I am going to look at three positions within the secularisation debate:
First, I will discuss the work of the pro-secular Steve Bruce, in which he argues that, before very long, Christianity in Britain will decline past the point of no return, and that many denominations will become extinct by 2030.
Second, Rodney Stark (1999), a Bruce opponent, asserts that religion is not in decline quite simply because it was never that popular anyway. In contrast to the image we have of a highly religious past (which is central to Bruce's argument), Stark claims that in fact we are more religious now than ever before.
Finally, I will look at the 'believing without belonging' thesis developed over the last decade by Grace Davie, who argues that many of us may not belong to a religion but may still cling to religious beliefs. We are 'believers' but not 'belongers'.
‘Christianity in Britain’
For Steve Bruce (2001), the prospects for religion in the modern world are not good at all. As he sees it, Christianity has been in a state of decline in the UK for at least the last 150 years and definitely over the course of the last century. During the twentieth century, church attendances dropped from almost 30% of the population to 10%. In the same period, the number of children attending Sunday schools fell from 55% of the population to just 4%. The number of full-time clergy dropped by 25% over the period: only 57 men were training for the priesthood in the UK in 1999 (a drop of 30% from 1979). Not only are those who attend religious services predominantly in older age groups but, perhaps more importantly, there is little statistical evidence for any significant religiosity amongst the young who could one day replace them.
All this, Bruce claims, is a far cry from the fortunes of Christianity in former times. In the Middle Ages the church was the dominant social institution in Europe, having enormous social power. Popes could mobilise armies in several countries for the various Crusades and call monarchs to order. Monarchs, themselves, justified their status through reference to a 'great chain of being' that stretched down from God, through the Pope, through the monarch to the lowliest serf. Churches and cathedrals were built on a vast scale; monasteries became the only centres of learning; and Latin — the language of the Church — became the language of cosmopolitan intellectuals. The church touched the lives of everyone through its administration of rituals at the key stages of the life course: births, marriages and deaths.
Religion and social change
Bruce argues that the decline of Christianity in the modern world isn't a result of people becoming more rational and less superstitious. There is still far too much irrationality and superstition around for that to be the case. Rather, several features of the process of modernisation that began in the sixteenth century combined to undermine the place of religion in society.

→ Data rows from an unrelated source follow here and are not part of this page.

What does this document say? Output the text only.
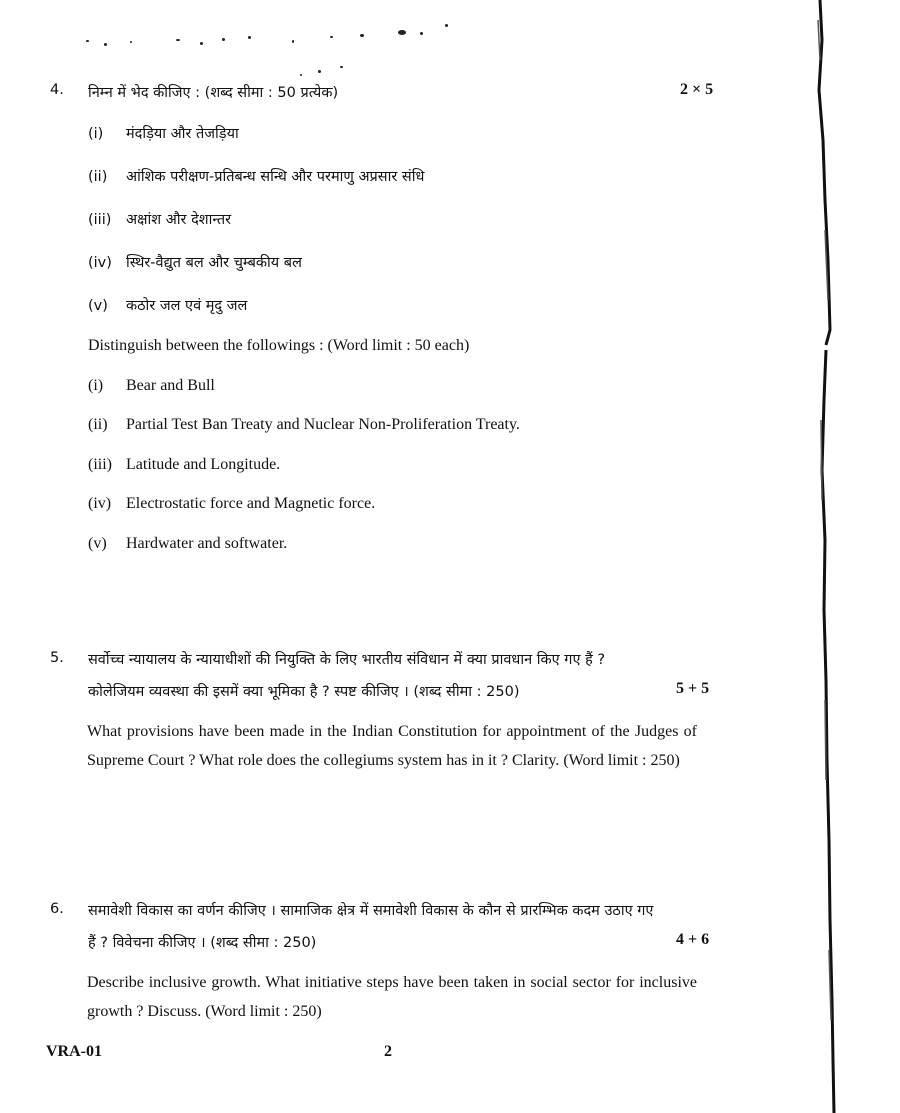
4. निम्न में भेद कीजिए : (शब्द सीमा : 50 प्रत्येक)	2 × 5
(i) मंदड़िया और तेजड़िया
(ii) आंशिक परीक्षण-प्रतिबन्ध सन्धि और परमाणु अप्रसार संधि
(iii) अक्षांश और देशान्तर
(iv) स्थिर-वैद्युत बल और चुम्बकीय बल
(v) कठोर जल एवं मृदु जल
Distinguish between the followings : (Word limit : 50 each)
(i) Bear and Bull
(ii) Partial Test Ban Treaty and Nuclear Non-Proliferation Treaty.
(iii) Latitude and Longitude.
(iv) Electrostatic force and Magnetic force.
(v) Hardwater and softwater.
5. सर्वोच्च न्यायालय के न्यायाधीशों की नियुक्ति के लिए भारतीय संविधान में क्या प्रावधान किए गए हैं ?
कोलेजियम व्यवस्था की इसमें क्या भूमिका है ? स्पष्ट कीजिए । (शब्द सीमा : 250)	5 + 5
What provisions have been made in the Indian Constitution for appointment of the Judges of Supreme Court ? What role does the collegiums system has in it ? Clarity. (Word limit : 250)
6. समावेशी विकास का वर्णन कीजिए । सामाजिक क्षेत्र में समावेशी विकास के कौन से प्रारम्भिक कदम उठाए गए
हैं ? विवेचना कीजिए । (शब्द सीमा : 250)	4 + 6
Describe inclusive growth. What initiative steps have been taken in social sector for inclusive growth ? Discuss. (Word limit : 250)
VRA-01	2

■ The fragmentation of social life
The family used to be the primary source of education and socialisation, but now most children are educated in schools, colleges and universities by professional educators. Similarly, religious institutions have been pushed out of many spheres of social life, such as the economy, social welfare, social control and health care. Linked to these changes, the growth of a capitalist economy has seriously undermined a social system based on rank, in favour of one based on egalitarianism and acquired status.
The disappearance of community
Modernisation is characterised by the shift of social organisation from the local to the national level. Community, in other words, is replaced by society, and Durkheim's 'collective conscience' is lost. Religion loses its 'taken-for-granted' nature and becomes a focus of choice rather than social obligation.